National coach of Jordan’s football team Paul Put has resigned, according to a statement on the official website of the football Association of Jordan. The reasons for the resignation are not called. French publication L’equipe reports that Paul Put submitted a resignation amid match-fixing scandal in Belgium. He is among the 14 suspects in the case.
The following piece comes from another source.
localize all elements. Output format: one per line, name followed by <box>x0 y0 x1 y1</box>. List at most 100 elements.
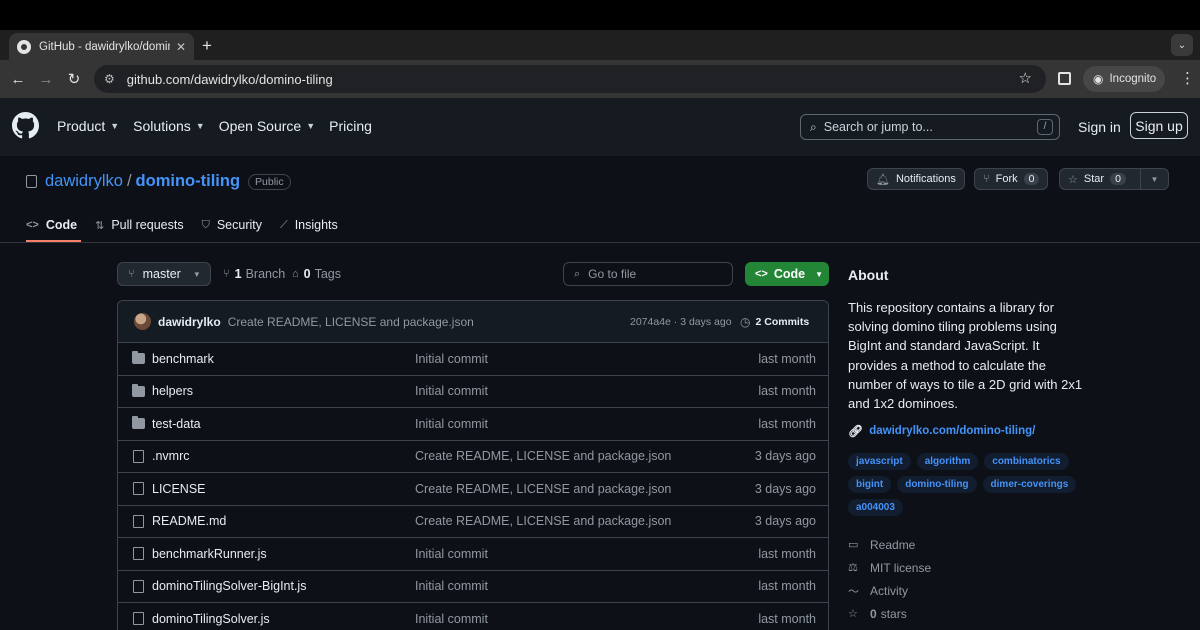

According to the indictment, these people colluded with the Chinese businessman and secured the "desired results" of matches of the championship of Belgium in the years 2004-06. The article reports that suspicion fell on the Field of Put on activity as head coach, "Lers", which he conducted in 2004-05. The Belgian headed the national team of Jordan in June 2015.

Source: AP, "Coach Jordan has resigned because of allegations of involvement in match-fixing", 13 January 2016, Israel Today,



Hong Kong

Hong Kong all-rounder Irfan Ahmed has been suspended and charged with failing to disclose a match-fixing approach, the International Cricket Council (ICC) said. The 26-year-old Pakistan-born cricketer faces a ban of up to five years if he is found guilty by an ICC tribunal after falling foul of the world governing body’s anti-corruption and security unit (ACSU). “Failing to disclose to the ACSU (without undue delay) full details of any approaches or invitations received by the Participant to engage in conduct that would amount to a breach of the Anti-Corruption Code,” the ICC said in a statement on Monday.

Ahmed’s lawyer said his player was not corrupt and had rejected an approach to fix games from a former Pakistan player. “(The former cricketer) was like a father figure to him and (Ahmed) was approached with a corrupt offer which he rejected,” Australian barrister Kevin Egan told the Sydney Morning Herald. “But the only criminality alleged against him by the ICC was simply having failed to report that approach. Hong Kong Cricket Association chief executive Tim Cutler offered support to Ahmed, who was expected to return for the World Twenty20 in India in March. “We are firmly committed to upholding the integrity of our sport and we fully support the ICC’s broadened concern around this grave threat to the soul of cricket”.